Saturday, July 18, 2009

Reflections

My travels through Southern Spain, Morocco and my weekend in Paris afforded both an inner and outer journey. At times what I saw and chose to photograph functioned largely as a backdrop/diversion from my deeper thoughts. Sometimes I was trying to sort out culture--how did Roman culture transmute into the cultures of Spain, Morocco and France? And then what about the Moors and the Jews? What traditions did they generate....and apart from architecture, what of their worldviews still remain?

I allowed myself to entertain observations about ethnicity--how is the expression of French culture different in Morocco than it is in Paris? And what happens to the French West Africans, the Middle Easterners, the Indians and the Asians who make France their home? Quickly I sensed that being French (like being American) is a cultural identity/a point of view that has nothing to do with genetics. On the plane back to America I sat next to a woman who looked decidedly Asian and she told me she was French. As her story unravelled I noted that she was born in Korea and at the age of nine was adopted by a French family. She no longer speaks Korean--her entire worldview is that of a French woman. She was coddling a small baby, speaking to it in French and soothing it with French nursery rhymes.

The more I thought about her story, the more I faced that today, more than 500 years after the European Conquest, ethnicity/identity are completely separated from physical appearance. The peoples who the Europeans conquered can now be found living in Europe as Europeans. While my grandparents hailed from Russia and Roumania, my identity is that of a baby-boomer American feminist whose influences include academic anthropology, sexology and certainly California naval-gazing!

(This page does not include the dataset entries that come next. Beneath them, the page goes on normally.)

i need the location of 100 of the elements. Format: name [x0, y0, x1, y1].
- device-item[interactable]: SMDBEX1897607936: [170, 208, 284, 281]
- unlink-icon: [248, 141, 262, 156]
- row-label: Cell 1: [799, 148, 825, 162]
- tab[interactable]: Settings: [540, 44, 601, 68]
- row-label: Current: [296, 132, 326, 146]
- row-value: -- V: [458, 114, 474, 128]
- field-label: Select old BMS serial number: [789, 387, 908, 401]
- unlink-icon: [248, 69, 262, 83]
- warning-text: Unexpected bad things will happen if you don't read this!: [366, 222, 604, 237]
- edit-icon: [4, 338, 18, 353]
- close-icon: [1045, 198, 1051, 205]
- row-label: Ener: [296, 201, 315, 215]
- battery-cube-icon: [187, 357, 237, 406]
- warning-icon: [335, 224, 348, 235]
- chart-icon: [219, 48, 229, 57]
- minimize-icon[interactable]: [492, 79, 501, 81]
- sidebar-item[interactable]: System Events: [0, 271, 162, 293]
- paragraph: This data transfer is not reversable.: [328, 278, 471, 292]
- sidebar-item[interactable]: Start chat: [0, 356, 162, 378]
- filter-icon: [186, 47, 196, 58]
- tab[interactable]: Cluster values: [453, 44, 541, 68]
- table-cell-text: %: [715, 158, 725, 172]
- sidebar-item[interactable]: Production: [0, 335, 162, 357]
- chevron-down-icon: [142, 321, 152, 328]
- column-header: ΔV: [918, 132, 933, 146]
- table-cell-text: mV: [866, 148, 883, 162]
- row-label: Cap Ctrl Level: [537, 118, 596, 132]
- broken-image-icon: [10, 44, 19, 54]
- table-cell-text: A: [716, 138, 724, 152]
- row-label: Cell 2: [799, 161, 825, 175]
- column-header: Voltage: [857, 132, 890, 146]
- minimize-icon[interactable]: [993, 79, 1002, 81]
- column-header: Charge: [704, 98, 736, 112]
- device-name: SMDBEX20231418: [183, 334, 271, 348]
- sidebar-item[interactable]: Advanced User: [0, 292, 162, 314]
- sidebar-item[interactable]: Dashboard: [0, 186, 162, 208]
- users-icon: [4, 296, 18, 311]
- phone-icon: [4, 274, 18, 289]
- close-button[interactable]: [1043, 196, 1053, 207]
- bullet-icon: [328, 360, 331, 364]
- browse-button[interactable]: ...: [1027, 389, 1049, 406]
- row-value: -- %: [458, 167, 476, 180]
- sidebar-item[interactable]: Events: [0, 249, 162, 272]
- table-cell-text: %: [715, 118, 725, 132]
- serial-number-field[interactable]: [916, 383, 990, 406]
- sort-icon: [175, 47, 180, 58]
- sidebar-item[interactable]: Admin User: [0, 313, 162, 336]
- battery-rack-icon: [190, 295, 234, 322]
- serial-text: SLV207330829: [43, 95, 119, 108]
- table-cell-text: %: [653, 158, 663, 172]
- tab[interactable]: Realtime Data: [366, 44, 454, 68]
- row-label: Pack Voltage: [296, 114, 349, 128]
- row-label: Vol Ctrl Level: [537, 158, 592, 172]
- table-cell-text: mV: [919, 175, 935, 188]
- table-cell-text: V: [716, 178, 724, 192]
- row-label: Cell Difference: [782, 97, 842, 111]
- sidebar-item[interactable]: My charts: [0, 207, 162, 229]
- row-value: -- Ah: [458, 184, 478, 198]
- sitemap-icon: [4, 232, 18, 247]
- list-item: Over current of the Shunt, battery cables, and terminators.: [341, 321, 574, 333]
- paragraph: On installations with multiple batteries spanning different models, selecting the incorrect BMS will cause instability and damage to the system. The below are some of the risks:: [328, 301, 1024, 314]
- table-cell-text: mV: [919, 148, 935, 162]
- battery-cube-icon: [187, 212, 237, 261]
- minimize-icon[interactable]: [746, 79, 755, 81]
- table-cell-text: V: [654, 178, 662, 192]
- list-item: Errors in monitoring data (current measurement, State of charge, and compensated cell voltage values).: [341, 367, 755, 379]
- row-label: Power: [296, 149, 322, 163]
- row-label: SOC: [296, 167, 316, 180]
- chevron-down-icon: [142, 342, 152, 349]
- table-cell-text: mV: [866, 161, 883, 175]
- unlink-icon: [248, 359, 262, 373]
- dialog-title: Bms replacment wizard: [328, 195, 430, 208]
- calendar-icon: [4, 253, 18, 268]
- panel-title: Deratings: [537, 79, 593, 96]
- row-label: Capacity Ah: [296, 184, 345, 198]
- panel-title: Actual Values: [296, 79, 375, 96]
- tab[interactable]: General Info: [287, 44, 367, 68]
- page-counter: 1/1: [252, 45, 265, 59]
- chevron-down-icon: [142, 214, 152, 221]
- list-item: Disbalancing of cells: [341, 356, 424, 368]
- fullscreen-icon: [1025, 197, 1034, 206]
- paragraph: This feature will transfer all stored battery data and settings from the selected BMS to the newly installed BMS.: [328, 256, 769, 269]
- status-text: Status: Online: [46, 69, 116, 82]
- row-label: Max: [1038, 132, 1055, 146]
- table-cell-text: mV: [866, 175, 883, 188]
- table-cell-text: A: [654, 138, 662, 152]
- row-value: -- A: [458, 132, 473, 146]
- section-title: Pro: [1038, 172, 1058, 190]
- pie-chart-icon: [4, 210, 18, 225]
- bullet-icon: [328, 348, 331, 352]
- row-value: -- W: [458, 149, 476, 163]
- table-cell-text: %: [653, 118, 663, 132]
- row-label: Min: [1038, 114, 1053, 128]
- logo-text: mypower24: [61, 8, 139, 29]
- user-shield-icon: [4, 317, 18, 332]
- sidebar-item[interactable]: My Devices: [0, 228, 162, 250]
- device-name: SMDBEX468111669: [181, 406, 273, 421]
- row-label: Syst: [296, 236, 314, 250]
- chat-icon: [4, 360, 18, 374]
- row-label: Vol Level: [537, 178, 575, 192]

Much of what concerned and confounded me on this trip were the distinctions between tourism, independent travel and cultural anthropology. Much of how I've engaged the world is that of a self-styled anthropologist/seeker. I throw myself into odd/unknown circumstances, get batted around and then sort out what happened--what that might reveal about me and of course this new/odd culture. While at times painful, it's also what I live for. Probably my most intense engagement of this approach was going to the Hammam (public bath) in Essoira, Morocco. In that moment I allowed my body to be handled in whatever ways were considered normal by my fellow bathers. Still, much of this trip I lived in the safe, momentarily captivating world of tourist sights and pleasures. While my couch-surfer hosts provided me access to other worlds, I largely found myself more interested in the tourist stuff. In Barcelona my hosts invited me to attend a vegetarian potluck massage-exchange and I bagged it, figuring I could do that any time I wanted at home...and that while in Barcelona I'd rather go walk down the Rambla (quite like Santa Monica's Third Street Promenade) and explore the old city. Now home in LA, I'm hosting couch-surfers from Europe who would much prefer going to Disneyland, Universal Studios and photographing the stars on Hollywood Blvd. While they might give lip-service to attending vegetarian potlucks, I understand fully why they probably won't.

Having signed up for an organized tour in Morocco, I was largely fed through the tourist sights and activities. I struggled. It was so not me. While some members of the group bonded into a family, I was forever wandering off...trying as best as I could to have my own experiences. And the Moroccans I'd met on these brief wanders were kind, friendly and engaging. Certainly there were the numerous young men who believed that befriending a foreign woman might provide them access to something good! (It was all playful and nothing problematic ever occurred...) One of my sweetest moments was in an Internet Cafe in Marrakesh when I asked the young woman attendant about who wears headscarves and why. She was in her early twenties and dressed in Western garb and without a headscarf. She described a friend of hers who had just started to wear one. Then that friend came in and we began to talk about how her life has changed since starting to wear one. Suddenly, the woman took off her scarf to show me her short curly locks, we all marvelled at her pretty do, and then we giggled as she replaced the scarf. I suppose it is access to those inner worlds that makes travelling special to me.